La laguna a pochi passi, Tuvixeddu praticamente dietro l’angolo: a Sant’Avendrace si fanno i conti con la crisi, e nel viale che porta il nome del quartiere il clima è quello tipico del “si potrebbe stare meglio”. I negozi non mancano, ma molti sono ormai un ricordo: c’è chi ha provato a fare business in periferia, ma ha dovuto “fare i conti con i conti”. C’è il problema eterno dei parcheggi – pochi – ma soprattutto, anche tra i negozianti, c’è quella sensazione di essere al centro della storia e della cultura, ma di esserci quasi per sbaglio. Questo perché “le istituzioni non valorizzano sufficientemente le unicità della zona”.
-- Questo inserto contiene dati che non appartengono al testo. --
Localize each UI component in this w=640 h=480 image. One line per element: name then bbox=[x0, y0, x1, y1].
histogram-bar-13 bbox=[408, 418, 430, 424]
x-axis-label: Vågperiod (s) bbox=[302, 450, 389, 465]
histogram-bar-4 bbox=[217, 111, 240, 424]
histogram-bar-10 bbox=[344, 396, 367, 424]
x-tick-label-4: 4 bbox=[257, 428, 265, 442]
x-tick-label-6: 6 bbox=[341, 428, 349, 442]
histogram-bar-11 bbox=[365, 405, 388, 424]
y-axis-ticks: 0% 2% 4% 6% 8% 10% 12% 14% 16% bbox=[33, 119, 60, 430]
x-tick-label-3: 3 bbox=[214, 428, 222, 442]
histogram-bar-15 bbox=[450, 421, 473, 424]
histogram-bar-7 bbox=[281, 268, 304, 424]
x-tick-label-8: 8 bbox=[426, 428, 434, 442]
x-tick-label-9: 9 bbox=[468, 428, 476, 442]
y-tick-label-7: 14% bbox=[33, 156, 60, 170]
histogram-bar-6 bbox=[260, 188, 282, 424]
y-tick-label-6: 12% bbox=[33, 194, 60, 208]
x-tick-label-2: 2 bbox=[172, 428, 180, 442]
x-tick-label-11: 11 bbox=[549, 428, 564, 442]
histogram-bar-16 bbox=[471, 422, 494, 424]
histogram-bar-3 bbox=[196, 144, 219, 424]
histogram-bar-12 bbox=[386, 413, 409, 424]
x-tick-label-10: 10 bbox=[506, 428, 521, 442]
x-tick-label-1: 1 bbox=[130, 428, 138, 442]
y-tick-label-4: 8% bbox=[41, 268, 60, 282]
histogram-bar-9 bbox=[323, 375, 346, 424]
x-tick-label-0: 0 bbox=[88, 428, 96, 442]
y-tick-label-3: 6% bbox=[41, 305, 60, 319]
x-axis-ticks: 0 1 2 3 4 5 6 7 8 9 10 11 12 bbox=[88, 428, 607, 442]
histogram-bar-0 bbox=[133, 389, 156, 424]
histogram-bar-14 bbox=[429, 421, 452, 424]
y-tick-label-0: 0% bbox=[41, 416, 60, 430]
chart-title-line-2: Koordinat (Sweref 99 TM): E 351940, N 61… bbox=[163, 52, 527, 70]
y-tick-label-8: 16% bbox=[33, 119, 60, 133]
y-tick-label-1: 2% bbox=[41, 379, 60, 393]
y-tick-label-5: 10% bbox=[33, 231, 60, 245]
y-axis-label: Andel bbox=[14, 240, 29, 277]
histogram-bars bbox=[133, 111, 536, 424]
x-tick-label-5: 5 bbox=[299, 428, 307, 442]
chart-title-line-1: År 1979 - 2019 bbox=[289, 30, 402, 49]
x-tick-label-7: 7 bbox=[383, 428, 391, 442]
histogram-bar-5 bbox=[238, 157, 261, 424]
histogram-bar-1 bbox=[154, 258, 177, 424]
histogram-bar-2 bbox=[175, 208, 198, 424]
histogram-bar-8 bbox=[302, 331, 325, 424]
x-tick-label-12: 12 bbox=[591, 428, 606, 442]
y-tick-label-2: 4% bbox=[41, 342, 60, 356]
Davide Casti, da due anni e mezzo, è il titolare di una gastronomia. “I turisti chiedono dove è l’entrata per Tuvixeddu, e io sono costretto a dire loro che, almeno qui, non c’è. La necropoli dovrebbe essere valorizzata molto di più”. Maurizio Incostante, da decenni, vende pizze: “Tanti negozi hanno chiuso, non si fa abbastanza per rilanciare la zona. Eppure ci sono molti uffici, Sant’Avendrace merita molto di più”. Da oltre mezzo secolo Giuseppina Concu vende orologi e gioielli. “L’aria che tira non è delle migliori, i centri commerciali ci hanno tagliato le gambe e i parcheggi sono un miraggio. Servirebbe sicuramente più vigilanza, la sicurezza non è mai troppa”.